Here's a simpler but similar sort of problem:

	A normal coin has a probability of 50% that a flip will produce heads.
	What is the probability that if we toss this coin 10 times, EXACTLY
	5 times will be heads.

re .-1, just under a quarter, (10!/(5! 5!))/(2^10)

Dan

.9>    There are two approaches to solving this problem which would be used in
>      practice.

I agree, although there are several more possibilities, for which see below.

.9>    Note that this does require you to know something more about the
>      problem, though, the number of hens in the henhouse.

If the number of hens is large compared to m, then a Poisson distribution 
is a good approximation to the binomial, so you can use it.  This is an
advantage, since the single datum provided is enough to fix the distribution.

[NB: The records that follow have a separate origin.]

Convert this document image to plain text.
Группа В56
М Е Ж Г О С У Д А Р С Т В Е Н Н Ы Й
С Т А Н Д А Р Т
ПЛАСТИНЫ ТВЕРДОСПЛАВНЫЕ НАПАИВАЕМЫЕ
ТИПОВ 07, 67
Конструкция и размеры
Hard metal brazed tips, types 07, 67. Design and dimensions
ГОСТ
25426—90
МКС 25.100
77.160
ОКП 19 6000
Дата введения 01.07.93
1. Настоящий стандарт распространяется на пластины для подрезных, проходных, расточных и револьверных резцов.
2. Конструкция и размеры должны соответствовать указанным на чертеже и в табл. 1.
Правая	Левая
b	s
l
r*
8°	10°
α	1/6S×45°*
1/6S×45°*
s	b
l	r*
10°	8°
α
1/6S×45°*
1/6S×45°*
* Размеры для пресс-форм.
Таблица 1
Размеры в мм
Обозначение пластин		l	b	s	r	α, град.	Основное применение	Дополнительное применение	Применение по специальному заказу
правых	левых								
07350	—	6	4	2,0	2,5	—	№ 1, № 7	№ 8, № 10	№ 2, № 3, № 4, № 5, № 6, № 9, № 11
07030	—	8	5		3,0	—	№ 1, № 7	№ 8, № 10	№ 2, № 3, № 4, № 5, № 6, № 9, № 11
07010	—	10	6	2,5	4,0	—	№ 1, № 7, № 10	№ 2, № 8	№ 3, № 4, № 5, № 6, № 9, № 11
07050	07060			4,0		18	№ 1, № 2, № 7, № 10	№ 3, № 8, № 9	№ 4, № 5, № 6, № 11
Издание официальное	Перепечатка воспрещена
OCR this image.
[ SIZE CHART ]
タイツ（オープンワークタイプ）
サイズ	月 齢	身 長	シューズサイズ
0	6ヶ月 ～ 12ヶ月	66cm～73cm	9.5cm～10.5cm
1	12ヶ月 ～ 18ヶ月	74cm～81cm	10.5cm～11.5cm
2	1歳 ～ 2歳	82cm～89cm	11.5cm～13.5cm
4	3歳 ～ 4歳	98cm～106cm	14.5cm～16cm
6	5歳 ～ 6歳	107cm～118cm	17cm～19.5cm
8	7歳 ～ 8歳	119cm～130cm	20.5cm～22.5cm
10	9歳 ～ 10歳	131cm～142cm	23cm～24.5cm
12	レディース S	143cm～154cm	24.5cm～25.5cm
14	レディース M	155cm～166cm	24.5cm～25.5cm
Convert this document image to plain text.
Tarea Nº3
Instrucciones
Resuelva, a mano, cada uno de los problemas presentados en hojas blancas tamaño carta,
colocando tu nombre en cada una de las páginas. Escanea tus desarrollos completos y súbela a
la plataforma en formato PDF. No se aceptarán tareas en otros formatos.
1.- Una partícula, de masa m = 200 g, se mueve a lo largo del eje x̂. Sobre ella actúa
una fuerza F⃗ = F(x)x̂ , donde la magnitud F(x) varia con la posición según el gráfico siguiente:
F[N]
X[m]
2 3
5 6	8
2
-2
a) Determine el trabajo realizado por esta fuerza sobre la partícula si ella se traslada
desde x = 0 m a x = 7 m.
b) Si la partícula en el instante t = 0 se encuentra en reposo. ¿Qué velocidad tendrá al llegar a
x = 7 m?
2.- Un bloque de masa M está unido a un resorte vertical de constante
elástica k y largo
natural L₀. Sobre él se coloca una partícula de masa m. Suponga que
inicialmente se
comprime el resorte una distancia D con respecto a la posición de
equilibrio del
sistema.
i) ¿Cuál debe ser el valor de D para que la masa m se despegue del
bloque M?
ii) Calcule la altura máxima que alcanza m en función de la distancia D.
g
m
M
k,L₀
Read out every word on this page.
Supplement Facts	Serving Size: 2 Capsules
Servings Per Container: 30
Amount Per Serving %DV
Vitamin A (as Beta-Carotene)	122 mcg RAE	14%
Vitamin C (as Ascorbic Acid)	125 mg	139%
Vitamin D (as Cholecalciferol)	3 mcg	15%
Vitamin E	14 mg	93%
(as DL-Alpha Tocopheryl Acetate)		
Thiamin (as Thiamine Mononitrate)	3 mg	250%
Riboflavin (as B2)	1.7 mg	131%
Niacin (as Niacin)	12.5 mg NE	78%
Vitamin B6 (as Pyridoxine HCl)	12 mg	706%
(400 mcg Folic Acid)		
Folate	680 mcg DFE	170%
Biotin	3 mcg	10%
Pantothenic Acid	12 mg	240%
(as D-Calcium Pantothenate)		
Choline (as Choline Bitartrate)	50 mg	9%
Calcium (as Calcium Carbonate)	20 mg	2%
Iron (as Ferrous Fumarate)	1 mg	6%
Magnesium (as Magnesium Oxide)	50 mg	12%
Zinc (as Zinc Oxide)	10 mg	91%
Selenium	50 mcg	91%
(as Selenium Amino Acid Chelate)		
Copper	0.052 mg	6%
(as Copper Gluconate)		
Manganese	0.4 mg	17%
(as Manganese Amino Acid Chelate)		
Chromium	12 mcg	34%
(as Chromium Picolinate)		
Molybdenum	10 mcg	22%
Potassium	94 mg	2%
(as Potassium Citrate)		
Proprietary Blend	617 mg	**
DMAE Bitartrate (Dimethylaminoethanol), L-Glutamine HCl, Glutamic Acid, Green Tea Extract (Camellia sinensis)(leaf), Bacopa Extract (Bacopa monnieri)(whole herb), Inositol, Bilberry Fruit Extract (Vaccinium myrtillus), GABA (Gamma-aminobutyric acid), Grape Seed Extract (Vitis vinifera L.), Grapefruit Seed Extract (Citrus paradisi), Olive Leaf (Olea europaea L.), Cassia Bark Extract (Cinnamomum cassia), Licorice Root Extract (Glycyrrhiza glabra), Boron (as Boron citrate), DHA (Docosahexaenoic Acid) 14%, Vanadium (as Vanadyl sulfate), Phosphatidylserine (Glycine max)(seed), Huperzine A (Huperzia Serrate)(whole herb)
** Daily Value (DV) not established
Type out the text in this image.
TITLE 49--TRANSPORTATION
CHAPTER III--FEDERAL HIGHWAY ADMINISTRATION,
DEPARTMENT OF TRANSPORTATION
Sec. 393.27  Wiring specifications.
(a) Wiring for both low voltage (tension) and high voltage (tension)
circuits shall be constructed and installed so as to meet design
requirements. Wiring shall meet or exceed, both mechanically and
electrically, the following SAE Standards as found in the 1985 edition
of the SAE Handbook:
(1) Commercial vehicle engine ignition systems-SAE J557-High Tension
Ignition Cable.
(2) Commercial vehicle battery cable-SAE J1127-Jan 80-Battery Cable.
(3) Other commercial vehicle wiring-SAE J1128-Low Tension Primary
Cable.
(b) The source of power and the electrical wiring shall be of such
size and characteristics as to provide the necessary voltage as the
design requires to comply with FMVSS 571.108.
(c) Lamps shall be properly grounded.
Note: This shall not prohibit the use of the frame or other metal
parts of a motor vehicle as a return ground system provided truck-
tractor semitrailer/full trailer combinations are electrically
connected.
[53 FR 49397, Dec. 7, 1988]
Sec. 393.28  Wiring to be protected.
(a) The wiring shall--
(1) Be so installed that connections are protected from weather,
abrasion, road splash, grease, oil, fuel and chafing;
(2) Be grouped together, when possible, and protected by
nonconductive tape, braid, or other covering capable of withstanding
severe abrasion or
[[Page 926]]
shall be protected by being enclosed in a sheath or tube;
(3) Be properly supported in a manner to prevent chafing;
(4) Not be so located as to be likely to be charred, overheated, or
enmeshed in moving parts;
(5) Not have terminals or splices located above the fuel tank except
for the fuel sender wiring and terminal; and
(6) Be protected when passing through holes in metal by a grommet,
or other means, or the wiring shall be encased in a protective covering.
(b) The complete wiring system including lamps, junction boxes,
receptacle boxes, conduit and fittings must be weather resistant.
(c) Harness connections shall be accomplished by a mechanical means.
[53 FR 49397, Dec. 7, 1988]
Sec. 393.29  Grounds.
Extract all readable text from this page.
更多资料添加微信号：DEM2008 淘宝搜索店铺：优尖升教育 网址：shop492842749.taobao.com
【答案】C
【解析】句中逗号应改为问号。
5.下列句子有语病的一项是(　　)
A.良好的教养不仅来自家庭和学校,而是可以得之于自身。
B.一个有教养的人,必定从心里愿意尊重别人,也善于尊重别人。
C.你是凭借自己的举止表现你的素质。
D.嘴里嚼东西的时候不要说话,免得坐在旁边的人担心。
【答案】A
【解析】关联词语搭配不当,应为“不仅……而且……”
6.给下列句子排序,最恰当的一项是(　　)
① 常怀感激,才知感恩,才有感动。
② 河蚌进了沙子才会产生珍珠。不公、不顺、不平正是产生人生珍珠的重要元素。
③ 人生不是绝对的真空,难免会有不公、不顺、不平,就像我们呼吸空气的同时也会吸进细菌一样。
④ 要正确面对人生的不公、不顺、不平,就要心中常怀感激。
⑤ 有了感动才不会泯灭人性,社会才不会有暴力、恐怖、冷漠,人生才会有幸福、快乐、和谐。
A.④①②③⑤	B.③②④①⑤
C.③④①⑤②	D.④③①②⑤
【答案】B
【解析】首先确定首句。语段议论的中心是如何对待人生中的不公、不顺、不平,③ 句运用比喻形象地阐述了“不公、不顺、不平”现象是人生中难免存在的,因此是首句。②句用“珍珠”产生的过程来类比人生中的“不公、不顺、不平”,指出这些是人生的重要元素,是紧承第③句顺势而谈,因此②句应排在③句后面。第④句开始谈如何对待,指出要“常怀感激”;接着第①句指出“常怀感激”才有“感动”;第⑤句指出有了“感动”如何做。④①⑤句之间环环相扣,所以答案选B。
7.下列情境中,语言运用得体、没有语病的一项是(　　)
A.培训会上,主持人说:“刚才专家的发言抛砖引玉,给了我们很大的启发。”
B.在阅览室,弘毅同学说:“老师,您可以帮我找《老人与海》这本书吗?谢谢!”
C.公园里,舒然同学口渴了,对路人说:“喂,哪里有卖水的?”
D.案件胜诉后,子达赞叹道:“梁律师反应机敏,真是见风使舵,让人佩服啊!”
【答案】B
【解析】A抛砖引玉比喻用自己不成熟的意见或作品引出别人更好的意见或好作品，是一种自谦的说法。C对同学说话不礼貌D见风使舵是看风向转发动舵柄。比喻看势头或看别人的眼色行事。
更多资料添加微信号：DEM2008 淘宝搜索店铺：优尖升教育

Note that if m is large compared to 1, then the normal distribution is a good
approximation to both Poisson and binomial, so we could use Topher's second 
method in good conscience.

In either case, we should note that extreme values may give misleading 
probabilities, since Poisson has one long tail and normal has two.  We would
not use normal if n was negative, and we would not use either if n was 
greater than 3m or so.

.9>  The probability of each hen laying an egg on any particular day
>    is independent of whether or not any other hen or any combination of
>    hens lays an egg.

In a real henhouse I would expect that this is not a very good approximation.
Weather and quality and quantity of feed should cause correlations in the 
probabilities of a hen laying an egg.  This would make more probable the n
values far from the average.

A simple way I could handle this is to make a histogram of actual egg 
production and compare it to the binomial distribution.  I could express
the actual probability as a product of binomial probability and a 
correction factor:

	PA(n) = PB(n) * PC(n)

and then use the usual graphic or numeric techniques to estimate PC(n).

I could also hunt up the modified forms of the normal (skew and kurtosis and
all that) and use my histogram to estimate their parameters.

I could also create a model in which I explicitly build in variations over time
of the probability that a hen will lay an egg.  I could assume a form with
parameters for this variation and then estimate these parameters.  I think 
this would involve me in a convolution integral of the normal distribution.
Hmm... I wonder if this would result in a normal with increased variance?
That would simplify my estimations.

Contrary to previous statements, it is possible to answer this question, with 
the information given, if you are willing to be subjectivist enough.  I doubt
this would appeal to the average poultry farmer, but I can think of 
circumstances where this approach would be useful.

Based on the problem statement in .0, we know we have a distribution P(n) with
mean value m.  From our general knowledge of hens, we know that 

	P(n)=0 		when n<0.

We can ask what distribution will satisfy these two statements while introducing 
the minimum new information.  We can quantify information as the sum of

	P(n) n ln(n)

so our problem becomes finding the distribution which gives an extremum for 
this sum.  I can't solve problems like this, but when I have seen them solved
the answer usually turns out to be something simple and well known.  So I will
guess that the solution is the Poisson distribution.  This would provide 
another answer to the question in .7.